Article 12 provides in part that “[n]o subject shall be . . . compelled to accuse, or furnish evidence against himself.”

The instructions were mandated by G. L. c. 90, § 24 (1) (e) (1994 ed.).

In Commonwealth v. Zevitas, 418 Mass. 677, 682-683 (1994), we made it “abundantly clear that its holding is grounded in the earlier analysis provided in the Opinion of the Justices, supra.” Commonwealth v. Adams, 421 Mass. 289, 293 (1995) (holding that clairvoyance exception did not apply because defendant’s trial occurred after this court’s opinion in Opinion of the Justices, supra).

The defendant properly raised this issue in a footnote in his brief to the Appeals Court. In that footnote, the defendant outlined the standard, provided citations, and applied the standard to his case, thereby satisfying Mass. R. A. P. 16 (a) (4), as amended, 367 Mass. 921 (1975).

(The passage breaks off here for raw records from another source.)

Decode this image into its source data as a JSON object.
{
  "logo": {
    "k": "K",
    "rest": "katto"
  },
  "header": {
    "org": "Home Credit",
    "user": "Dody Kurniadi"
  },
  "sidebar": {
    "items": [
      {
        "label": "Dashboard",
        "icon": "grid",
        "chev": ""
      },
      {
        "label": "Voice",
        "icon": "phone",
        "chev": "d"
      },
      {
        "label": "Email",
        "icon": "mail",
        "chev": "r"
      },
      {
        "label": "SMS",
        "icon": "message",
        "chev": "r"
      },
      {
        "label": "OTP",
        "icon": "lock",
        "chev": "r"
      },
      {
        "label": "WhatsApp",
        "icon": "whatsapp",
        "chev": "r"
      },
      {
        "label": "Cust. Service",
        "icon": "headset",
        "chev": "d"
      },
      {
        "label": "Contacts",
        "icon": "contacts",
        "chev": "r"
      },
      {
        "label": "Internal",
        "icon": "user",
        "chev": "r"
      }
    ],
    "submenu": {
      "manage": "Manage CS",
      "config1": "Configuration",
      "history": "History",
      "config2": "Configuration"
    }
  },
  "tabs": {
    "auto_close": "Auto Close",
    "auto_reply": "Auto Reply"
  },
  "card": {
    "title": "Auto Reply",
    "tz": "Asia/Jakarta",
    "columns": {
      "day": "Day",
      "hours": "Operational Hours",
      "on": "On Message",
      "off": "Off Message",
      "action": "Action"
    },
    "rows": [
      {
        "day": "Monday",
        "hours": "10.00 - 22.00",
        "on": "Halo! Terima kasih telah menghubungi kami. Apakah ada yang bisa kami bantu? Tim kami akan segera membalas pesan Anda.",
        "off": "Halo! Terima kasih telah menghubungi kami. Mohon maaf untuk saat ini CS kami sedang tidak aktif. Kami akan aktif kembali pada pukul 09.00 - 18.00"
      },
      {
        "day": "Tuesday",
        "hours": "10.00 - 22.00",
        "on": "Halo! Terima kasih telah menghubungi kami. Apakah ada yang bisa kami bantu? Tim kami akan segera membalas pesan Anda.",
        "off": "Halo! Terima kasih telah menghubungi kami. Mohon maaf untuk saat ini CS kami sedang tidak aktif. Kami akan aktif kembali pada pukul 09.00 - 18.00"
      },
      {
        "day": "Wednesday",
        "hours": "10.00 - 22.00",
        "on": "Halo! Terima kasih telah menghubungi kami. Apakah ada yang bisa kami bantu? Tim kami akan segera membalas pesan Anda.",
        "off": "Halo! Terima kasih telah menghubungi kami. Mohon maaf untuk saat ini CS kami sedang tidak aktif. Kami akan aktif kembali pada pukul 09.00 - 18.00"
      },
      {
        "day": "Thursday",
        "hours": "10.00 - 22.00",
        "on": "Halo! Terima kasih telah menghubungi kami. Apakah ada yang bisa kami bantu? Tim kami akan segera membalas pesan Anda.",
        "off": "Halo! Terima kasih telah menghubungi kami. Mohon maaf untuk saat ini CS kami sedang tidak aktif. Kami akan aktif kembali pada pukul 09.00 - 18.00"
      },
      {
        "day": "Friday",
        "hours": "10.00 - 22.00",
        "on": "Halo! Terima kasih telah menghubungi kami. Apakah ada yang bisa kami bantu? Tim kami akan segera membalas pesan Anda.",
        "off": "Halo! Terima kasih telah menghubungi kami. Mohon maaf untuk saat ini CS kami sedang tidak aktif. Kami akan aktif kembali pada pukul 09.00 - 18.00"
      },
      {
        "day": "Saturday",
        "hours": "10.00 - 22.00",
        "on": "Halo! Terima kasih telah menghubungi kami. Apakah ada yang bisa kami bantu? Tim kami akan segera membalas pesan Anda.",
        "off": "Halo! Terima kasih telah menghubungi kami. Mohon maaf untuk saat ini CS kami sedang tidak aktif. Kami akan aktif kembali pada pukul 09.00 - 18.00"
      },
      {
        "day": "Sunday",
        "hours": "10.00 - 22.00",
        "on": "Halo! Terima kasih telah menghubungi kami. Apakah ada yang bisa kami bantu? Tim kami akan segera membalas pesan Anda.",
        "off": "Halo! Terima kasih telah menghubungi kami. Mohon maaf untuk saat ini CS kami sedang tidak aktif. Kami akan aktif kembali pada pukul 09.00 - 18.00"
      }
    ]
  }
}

The defendant also contends that there was prejudicial error where the judge allowed the prosecution to introduce evidence that indicated that the codefendant, Martin, and other family members had intimidated a witness. The defendant argues that the intimidation evidence was inadmissible and, if admissible, was so prejudicial that the judge should have ordered a severence. We find no error in the judge’s actions. The evidence was admissible as revealing the state of mind of the witness, and, at the close of the testimony concerning the intimidation, the judge gave a careful limiting instruction. The balancing of the prejudicial impact of this evidence and its probative value is best done by the trial judge and we “see no error, let alone palpable error, in the judge’s balancing of the relative probative value and unfair prejudice of the evidence.” Commonwealth v. Fordham, 417 Mass. 10, 23 (1994).